An early member of the Park City Mucker Rugby Football Club before heading down to the flatlands and building a couple of night clubs in Salt Lake that would sponsor first The Dead Goat and then The Haggis rugby sides, Smith, by providing a long term rival for the Muckers, played an important role in the then-ongoing evolution of Utah rugby. But I digress!

If memory serves, we wore out the dance floor and the bartenders. Energy fed off energy. It was no easy proposition for the manager to finally evict his clientele, lock up, and go home. In fact, he didn’t go home until sometime the following afternoon anyway.

Like the rest of us, band included, he would troop on down to The Haggis, where our pied-piper-of-record, Terrell Smith, would brandish his own key ring, reopen his bar, and invite us all in. We had yet begun to celebrate Cliffy’s birthday.

Following the first round, which was consumed for the most part in shadows of a noir nature, a quorum of acoustic instruments were summoned and, in a softer discourse, once again brought to bear. With each poet taking his turn, the night, nestling onto a shelf labeled "sublime," continued unabated.

Bullet and I may or may not have made it back to Heber by the 24-hour mark. With CowJazz in those days, it was hard tellin’, not knowin’. They were a special group of bandmates and totally in their element. I for one, can’t wait for KW Turnbow to once again smack his drumsticks together in tempo and kick-off that first set. I could care less when I get back.
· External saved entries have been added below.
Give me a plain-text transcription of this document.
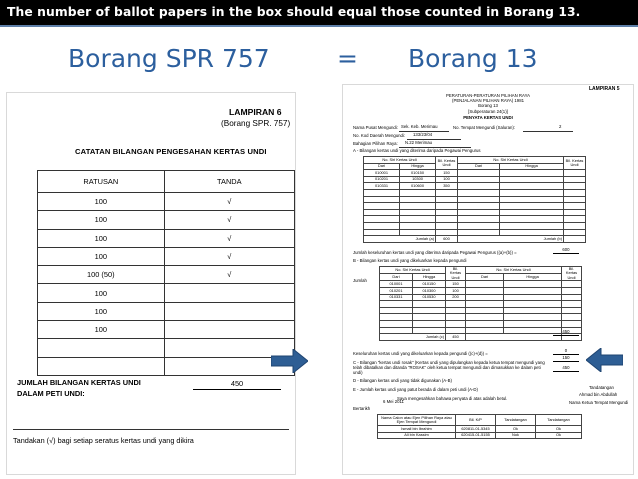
The number of ballot papers in the box should equal those counted in Borang 13.
Borang SPR 757	= Borang 13
LAMPIRAN 6
(Borang SPR. 757)
CATATAN BILANGAN PENGESAHAN KERTAS UNDI
RATUSAN	TANDA
100	√
100	√
100	√
100	√
100 (50)	√
100	
100	
100	

JUMLAH BILANGAN KERTAS UNDI
DALAM PETI UNDI:
450
Tandakan (√) bagi setiap seratus kertas undi yang dikira
LAMPIRAN 5
PERATURAN-PERATURAN PILIHAN RAYA
(PENJALANAN PILIHAN RAYA) 1981
Borang 13
[Subperaturan 24(1)]
PENYATA KERTAS UNDI
Nama Pusat Mengundi: Sek. Keb. Merimau	No. Tempat Mengundi (Saluran):	2
No. Kod Daerah Mengundi: 133/23/04
Bahagian Pilihan Raya: N.22 Merimau
A - Bilangan kertas undi yang diterima daripada Pegawai Pengurus
No. Siri Kertas Undi		Bil. Kertas Undi	No. Siri Kertas Undi		Bil. Kertas Undi
Dari	Hingga		Dari	Hingga	
010001	010150	150			
010201	10300	100			
010331	010600	350			

Jumlah (a)		600	Jumlah (b)		
Jumlah keseluruhan kertas undi yang diterima daripada Pegawai Pengurus ((a)+(b)) =
600
B - Bilangan kertas undi yang dikeluarkan kepada pengundi
Jumlah
No. Siri Kertas Undi		Bil. Kertas Undi	No. Siri Kertas Undi		Bil. Kertas Undi
Dari	Hingga		Dari	Hingga	
010001	010150	150			
010201	010300	100			
010331	010530	200			

Jumlah (c)		450			
Keseluruhan kertas undi yang dikeluarkan kepada pengundi ((c)+(d)) =
450
C - Bilangan "kertas undi rosak" (Kertas undi yang dipulangkan kepada ketua tempat mengundi yang telah dibatalkan dan ditanda "ROSAK" oleh ketua tempat mengundi dan dimasukkan ke dalam peti undi)
0
D - Bilangan kertas undi yang tidak digunakan (A-B)
150
E - Jumlah kertas undi yang patut berada di dalam peti undi (A-D)
450
Saya mengesahkan bahawa penyata di atas adalah betul.
Tandatangan
Ahmad bin Abdullah
Nama Ketua Tempat Mengundi
6 Mei 2011
Bertarikh
Nama Calon atau Ejen Pilihan Raya atau Ejen Tempat Mengundi	Bil. K/P	Tandatangan	Tandatangan
Ismail bin Ibrahim	620811-01-5345	Ok	Ok
Ali bin Kassim	620415-01-5155	Nok	Ok
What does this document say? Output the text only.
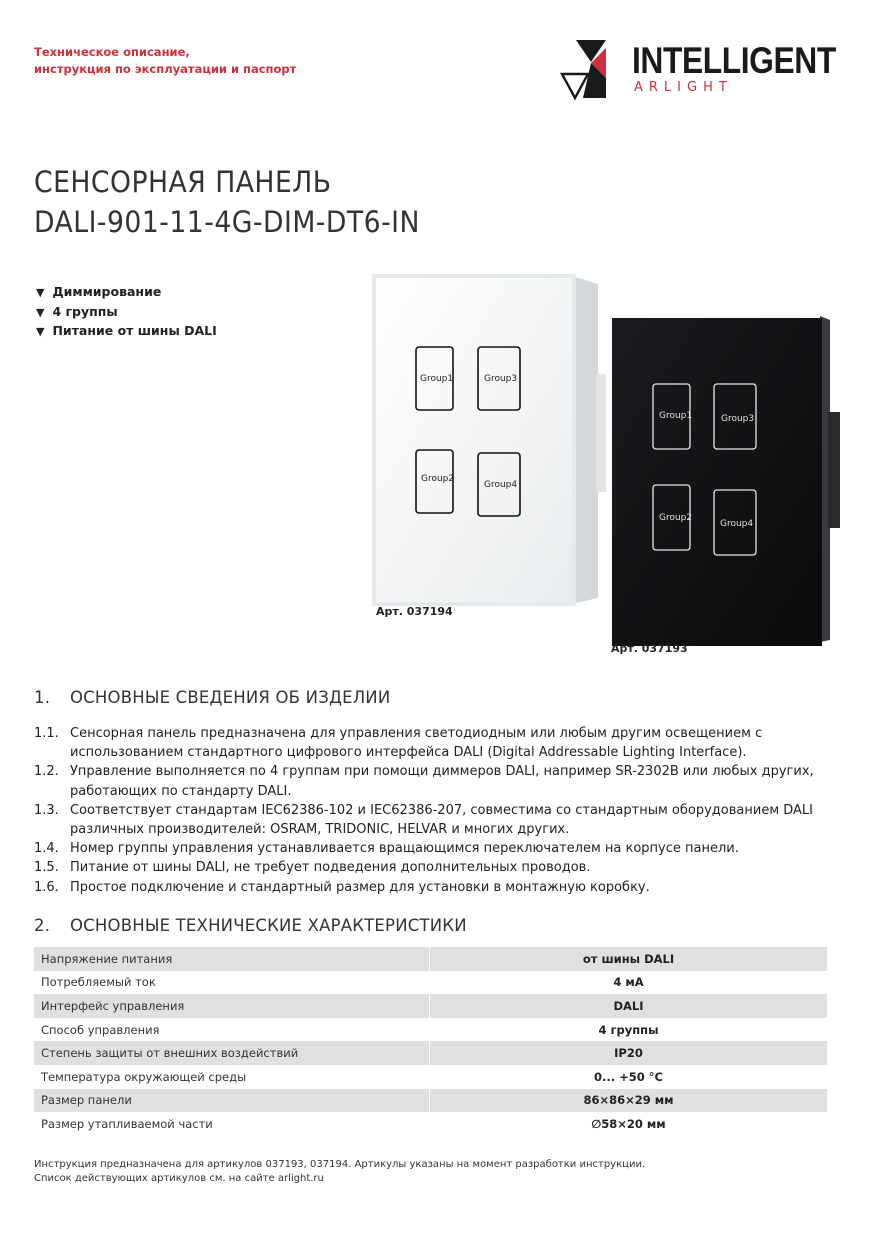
Техническое описание,
инструкция по эксплуатации и паспорт	INTELLIGENT
ARLIGHT
СЕНСОРНАЯ ПАНЕЛЬ
DALI-901-11-4G-DIM-DT6-IN
▼ Диммирование
▼ 4 группы
▼ Питание от шины DALI
Group1	Group3
Group2
Group4
Group1	Group3
Group2
Group4
Арт. 037194
Арт. 037193
1. ОСНОВНЫЕ СВЕДЕНИЯ ОБ ИЗДЕЛИИ
1.1. Сенсорная панель предназначена для управления светодиодным или любым другим освещением с использованием стандартного цифрового интерфейса DALI (Digital Addressable Lighting Interface).
1.2. Управление выполняется по 4 группам при помощи диммеров DALI, например SR-2302B или любых других, работающих по стандарту DALI.
1.3. Соответствует стандартам IEC62386-102 и IEC62386-207, совместима со стандартным оборудованием DALI различных производителей: OSRAM, TRIDONIC, HELVAR и многих других.
1.4. Номер группы управления устанавливается вращающимся переключателем на корпусе панели.
1.5. Питание от шины DALI, не требует подведения дополнительных проводов.
1.6. Простое подключение и стандартный размер для установки в монтажную коробку.
2. ОСНОВНЫЕ ТЕХНИЧЕСКИЕ ХАРАКТЕРИСТИКИ
Напряжение питания	от шины DALI
Потребляемый ток	4 мА
Интерфейс управления	DALI
Способ управления	4 группы
Степень защиты от внешних воздействий	IP20
Температура окружающей среды	0... +50 °С
Размер панели	86×86×29 мм
Размер утапливаемой части	∅58×20 мм
Инструкция предназначена для артикулов 037193, 037194. Артикулы указаны на момент разработки инструкции.
Список действующих артикулов см. на сайте arlight.ru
So, if you’re in a similar frame of mind, here’s the drill for this week. Wednesday at The Westerner Club (3360 S Redwood Rd) the show should get underway 8:30-ish and run till the manager gets that look on his face. Same goes for Thursday night at Lumpy’s South (8925 Harrison St) in Sandy.

Keep your eyes out for Terrell Smith. It could get epic!

Jay Meehan is a culture junkie and has been an observer, participant, and chronicler of the Park City and Wasatch County social scenes for more than 40 years.